Saya masih teringat masa lalu, sepanjang waktu. Bau wiski membuat saya muntah. Jika saya mendengar nada dering tertentu, bunyi telepon genggam mucikari saya, tubuh saya menegang disertai rasa takut.
Wajah-wajah di keramaian begitu menakutkan. Bayangan-bayangan itu muncul sesaat. Saya hancur berkeping-keping.
Jika Anda menghabiskan waktu dengan saya, Anda akan melihat saya sering memainkan cincin di jari saya untuk menenangkan diri. Saya memakai karet gelang di lengan saya, saya terus-menerus menjepretkan benda itu, dan syal yang saya pakai juga akan diputar-putar.
Sepertinya, kebahagiaan menjauh dari saya, dan mungkin akan selalu begitu. Saya sudah bisa berdamai dengan masa lalu saya.

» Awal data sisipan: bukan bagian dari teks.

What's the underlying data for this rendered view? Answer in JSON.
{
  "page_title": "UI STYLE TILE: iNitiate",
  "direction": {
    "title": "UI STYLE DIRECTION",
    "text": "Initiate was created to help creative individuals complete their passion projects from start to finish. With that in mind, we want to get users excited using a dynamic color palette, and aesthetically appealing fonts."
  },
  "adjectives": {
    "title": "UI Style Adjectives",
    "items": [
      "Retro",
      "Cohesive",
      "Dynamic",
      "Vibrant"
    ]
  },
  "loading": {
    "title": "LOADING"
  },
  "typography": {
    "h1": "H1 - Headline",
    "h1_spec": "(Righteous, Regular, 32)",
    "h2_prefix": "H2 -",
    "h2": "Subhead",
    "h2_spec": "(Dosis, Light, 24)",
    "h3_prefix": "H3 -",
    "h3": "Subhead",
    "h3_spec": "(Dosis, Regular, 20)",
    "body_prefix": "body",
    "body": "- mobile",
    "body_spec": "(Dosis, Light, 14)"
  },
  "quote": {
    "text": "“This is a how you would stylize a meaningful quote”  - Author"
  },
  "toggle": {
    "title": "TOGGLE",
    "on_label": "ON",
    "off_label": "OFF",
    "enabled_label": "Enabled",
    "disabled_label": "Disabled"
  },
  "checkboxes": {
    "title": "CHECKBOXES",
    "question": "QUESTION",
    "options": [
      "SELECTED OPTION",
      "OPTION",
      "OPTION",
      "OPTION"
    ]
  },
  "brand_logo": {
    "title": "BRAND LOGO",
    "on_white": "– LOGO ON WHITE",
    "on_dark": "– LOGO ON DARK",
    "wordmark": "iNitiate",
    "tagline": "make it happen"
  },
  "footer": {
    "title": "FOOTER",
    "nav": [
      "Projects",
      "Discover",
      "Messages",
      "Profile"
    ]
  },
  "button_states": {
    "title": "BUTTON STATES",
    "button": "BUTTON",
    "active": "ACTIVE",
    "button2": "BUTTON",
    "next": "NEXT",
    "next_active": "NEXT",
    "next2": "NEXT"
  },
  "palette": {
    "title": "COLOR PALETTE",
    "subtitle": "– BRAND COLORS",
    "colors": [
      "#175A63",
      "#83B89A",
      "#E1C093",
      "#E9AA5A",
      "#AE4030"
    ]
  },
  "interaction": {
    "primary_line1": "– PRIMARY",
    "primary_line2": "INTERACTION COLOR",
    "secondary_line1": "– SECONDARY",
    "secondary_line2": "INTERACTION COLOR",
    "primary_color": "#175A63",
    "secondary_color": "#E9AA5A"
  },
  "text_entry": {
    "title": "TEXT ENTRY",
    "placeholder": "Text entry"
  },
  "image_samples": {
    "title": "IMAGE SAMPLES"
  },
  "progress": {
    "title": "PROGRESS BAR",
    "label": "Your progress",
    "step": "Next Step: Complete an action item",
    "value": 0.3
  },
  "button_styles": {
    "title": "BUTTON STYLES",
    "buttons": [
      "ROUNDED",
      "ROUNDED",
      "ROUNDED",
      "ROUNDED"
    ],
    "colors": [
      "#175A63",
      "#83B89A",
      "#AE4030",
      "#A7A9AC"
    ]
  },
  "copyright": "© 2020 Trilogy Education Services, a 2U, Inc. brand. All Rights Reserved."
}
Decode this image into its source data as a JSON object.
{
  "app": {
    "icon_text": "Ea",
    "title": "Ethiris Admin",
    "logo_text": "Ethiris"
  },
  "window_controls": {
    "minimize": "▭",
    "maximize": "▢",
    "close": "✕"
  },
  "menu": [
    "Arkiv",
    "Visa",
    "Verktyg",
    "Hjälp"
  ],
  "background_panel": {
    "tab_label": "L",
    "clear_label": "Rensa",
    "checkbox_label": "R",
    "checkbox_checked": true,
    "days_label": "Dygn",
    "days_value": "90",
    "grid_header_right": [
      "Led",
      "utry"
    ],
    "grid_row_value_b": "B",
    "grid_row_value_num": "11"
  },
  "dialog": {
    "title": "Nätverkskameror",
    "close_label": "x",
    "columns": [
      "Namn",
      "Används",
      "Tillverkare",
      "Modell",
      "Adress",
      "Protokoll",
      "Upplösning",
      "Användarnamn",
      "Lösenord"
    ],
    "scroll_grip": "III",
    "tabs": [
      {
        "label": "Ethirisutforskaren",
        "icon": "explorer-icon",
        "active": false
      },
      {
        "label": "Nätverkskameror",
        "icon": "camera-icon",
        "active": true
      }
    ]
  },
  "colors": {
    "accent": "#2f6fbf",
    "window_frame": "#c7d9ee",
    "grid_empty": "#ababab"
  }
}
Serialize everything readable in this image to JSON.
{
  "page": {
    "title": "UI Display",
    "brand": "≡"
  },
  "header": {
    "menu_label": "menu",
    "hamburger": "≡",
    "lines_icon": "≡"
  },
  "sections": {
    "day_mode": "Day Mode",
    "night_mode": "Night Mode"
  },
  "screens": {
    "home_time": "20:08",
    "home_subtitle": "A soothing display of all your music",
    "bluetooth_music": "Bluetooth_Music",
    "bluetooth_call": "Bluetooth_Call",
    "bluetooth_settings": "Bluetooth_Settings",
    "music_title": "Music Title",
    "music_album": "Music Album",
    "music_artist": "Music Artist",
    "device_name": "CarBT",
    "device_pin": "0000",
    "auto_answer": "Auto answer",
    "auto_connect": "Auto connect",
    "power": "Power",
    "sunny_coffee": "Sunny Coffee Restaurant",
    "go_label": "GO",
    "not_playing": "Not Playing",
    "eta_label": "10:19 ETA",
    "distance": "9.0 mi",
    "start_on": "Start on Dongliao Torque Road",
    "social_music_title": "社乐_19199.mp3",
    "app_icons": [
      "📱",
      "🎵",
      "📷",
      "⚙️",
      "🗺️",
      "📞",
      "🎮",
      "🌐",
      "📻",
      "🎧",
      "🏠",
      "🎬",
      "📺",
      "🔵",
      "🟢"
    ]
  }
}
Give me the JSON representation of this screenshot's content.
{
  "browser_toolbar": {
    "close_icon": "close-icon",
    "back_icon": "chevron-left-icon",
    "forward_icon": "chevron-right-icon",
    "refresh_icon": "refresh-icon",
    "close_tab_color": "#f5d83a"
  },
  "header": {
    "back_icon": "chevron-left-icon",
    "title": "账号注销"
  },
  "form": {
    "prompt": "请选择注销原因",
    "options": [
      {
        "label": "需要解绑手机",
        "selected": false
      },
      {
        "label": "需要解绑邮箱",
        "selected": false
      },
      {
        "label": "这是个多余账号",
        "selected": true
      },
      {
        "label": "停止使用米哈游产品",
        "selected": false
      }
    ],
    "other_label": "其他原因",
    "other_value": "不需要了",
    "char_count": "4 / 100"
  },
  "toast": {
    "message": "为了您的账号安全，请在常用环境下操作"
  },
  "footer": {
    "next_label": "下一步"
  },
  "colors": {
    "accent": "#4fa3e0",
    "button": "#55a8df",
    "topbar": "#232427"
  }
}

Saya suka menyanyi dalam paduan suara, dan membesarkan anak-anak adalah sesuatu yang sangat menyembuhkan. Gadis kecil saya sudah tumbuh menjadi seorang remaja, dan saya juga memiliki putra berusia sembilan tahun.
Membantu korban lain
Saya sudah memutuskan untuk melakukan semua yang saya bisa untuk membantu para korban perbudakan lainnya. Saya memulainya dengan sebuah organisasi, Mentari, yang membantu korban-korban berbaur ke dalam masyarakat, dan menghubungkan mereka ke pasar kerja.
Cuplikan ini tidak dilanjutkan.